In the midst of a private ongoing criminal investigation, news broke last month that previously leaked classified US-UK trade documents were stolen via spear phishing. These documents had been published anonymously online before the last UK election and were already the source of much embarrassment for the UK Government, writes Dave Mount, Director, Europe at the anti-phishing product company Cofense.
Allegedly stolen from Conservative MP Liam Fox, the breach was believed to be politically motivated and conducted as a state-backed – with fingers pointing towards Russia – operation. Fox was tricked into handing over the password and login details to his private email via a sophisticated and targeted attack.
The attack itself clearly delivered the damage it was intended to do. However, irrelevant of the documents stolen in this particular case, the incident itself is worth thinking about more broadly regarding what it means for security as a whole.

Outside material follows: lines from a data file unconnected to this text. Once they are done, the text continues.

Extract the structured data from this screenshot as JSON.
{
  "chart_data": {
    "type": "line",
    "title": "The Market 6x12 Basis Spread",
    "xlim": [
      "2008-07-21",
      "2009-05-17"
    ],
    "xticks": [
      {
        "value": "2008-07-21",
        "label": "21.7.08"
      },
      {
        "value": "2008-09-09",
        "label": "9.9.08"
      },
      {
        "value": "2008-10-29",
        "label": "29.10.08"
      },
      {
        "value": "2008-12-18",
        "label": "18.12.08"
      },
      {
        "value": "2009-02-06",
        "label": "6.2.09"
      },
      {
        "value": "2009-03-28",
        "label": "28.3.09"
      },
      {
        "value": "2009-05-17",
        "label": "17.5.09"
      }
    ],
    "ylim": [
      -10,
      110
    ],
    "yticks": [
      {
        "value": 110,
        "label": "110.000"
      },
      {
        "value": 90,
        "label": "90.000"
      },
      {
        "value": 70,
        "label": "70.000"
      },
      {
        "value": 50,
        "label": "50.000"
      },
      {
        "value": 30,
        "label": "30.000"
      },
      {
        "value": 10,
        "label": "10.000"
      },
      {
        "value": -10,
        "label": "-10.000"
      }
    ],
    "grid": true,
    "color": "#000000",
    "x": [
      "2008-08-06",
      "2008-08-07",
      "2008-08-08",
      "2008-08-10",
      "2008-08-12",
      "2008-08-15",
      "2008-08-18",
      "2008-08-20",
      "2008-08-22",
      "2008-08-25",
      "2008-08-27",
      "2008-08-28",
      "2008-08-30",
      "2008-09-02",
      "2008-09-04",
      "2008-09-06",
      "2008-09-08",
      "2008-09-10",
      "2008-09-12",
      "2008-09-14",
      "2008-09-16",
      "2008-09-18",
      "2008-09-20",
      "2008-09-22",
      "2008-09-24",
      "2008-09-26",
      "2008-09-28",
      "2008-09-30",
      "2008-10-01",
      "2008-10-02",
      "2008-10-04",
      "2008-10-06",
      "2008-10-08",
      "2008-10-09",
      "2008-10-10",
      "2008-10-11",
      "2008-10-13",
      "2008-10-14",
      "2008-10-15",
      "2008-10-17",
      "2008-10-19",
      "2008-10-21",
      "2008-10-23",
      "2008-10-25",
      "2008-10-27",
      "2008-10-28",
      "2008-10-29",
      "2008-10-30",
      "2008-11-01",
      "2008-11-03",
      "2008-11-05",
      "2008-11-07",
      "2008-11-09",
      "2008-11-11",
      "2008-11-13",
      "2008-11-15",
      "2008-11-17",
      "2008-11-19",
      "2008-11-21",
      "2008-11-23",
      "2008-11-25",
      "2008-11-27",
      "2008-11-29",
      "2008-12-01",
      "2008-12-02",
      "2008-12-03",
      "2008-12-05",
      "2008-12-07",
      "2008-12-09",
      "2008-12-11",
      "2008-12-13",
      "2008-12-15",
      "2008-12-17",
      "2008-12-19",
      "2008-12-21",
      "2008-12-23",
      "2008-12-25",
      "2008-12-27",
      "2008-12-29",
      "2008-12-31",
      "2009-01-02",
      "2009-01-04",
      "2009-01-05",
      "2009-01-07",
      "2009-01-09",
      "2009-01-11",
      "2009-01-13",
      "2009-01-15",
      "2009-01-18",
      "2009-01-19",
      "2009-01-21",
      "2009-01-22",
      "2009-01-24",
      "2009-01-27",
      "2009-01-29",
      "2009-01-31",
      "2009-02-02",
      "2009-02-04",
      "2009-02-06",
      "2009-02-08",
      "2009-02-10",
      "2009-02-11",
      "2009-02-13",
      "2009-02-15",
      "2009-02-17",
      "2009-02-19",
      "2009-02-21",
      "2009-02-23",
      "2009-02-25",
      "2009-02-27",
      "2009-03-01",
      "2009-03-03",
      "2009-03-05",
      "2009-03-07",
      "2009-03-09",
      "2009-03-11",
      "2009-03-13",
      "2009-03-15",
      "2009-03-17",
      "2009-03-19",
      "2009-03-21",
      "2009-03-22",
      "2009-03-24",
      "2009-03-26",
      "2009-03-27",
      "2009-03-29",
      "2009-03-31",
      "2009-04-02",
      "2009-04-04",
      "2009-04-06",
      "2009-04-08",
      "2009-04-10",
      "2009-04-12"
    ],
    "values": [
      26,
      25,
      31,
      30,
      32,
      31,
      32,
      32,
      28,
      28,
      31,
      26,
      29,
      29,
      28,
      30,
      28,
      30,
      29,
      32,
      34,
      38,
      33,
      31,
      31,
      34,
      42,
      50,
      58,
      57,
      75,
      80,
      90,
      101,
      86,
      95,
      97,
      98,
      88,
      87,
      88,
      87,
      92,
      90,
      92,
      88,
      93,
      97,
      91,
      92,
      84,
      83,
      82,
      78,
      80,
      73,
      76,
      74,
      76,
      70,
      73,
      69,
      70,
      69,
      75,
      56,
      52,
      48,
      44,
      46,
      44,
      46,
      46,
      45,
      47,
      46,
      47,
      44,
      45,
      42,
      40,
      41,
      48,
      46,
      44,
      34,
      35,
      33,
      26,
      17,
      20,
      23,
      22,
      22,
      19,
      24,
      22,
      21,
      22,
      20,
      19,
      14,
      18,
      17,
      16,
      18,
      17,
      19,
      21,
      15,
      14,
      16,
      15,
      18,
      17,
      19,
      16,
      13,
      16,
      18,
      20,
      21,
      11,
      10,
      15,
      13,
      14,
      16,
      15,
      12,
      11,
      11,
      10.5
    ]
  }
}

Why spear phishing matters
Spear phishing, as you likely already know, is a form of social engineering that efficiently infiltrates systems and data. While hackers randomly spoofing the look and branding of an email or website is common place, sophisticated spear phishing goes one step further. With element of social engineering, a little bit of research and an extra bit of effort, hackers are able to create tailored attacks that can catch out even savvy users if they aren’t trained to spot the red flags.
For example, a user who receives an email from a random insurer is very unlikely to follow through with any steps the email asks them to do. If, however, that same user has previously Tweeted about what insurer they use… well then the hackers can create a bespoke email which is far more likely to catch the user out and get them to expose their login data.
Going after Governments
Data leak examples such as this (where spear phishing) has been used only servers to show how seriously it should be taken. If high ranking government officials protected by the National Cyber Security Centre and solutions like Secure Email Gateways (SEGs) are susceptible to leaking sensitive data and information via these methods, then it stands to reason that your employees are, too. No matter what your SEG vender might want you to believe, every day, thousands of malicious emails pass through the systems of leading SEG venders unnoticed.
Arguably, it is the businesses that believe they are fully protected by SEGs that are most at risk. If employees believe only genuine emails will get through to them, they are far more likely to read a spear phishing attempt as a genuine request for data such as login details. All with potentially huge consequences.
The world outside of SEGs
So if an organisation already has SEG technology and wants to do more to ensure its employees are protected, what can it do? The answer is a mix of technology and human training. While technology alone does help, it is all for nothing if those protected are not actively working to spot malicious actors.
In other words, a human and machine pairing is – and will remain – the best way to reduce the risk of phishing attacks. As the National Cyber Security Centre [NCSC] says themselves, “If just one user reports a phish, you can get a head start on defending your company against that phishing campaign and every spotted email is one less opportunity for attackers”. The threat landscape has never been more dangerous and we, together with machines, all need to ensure we are best prepared against it.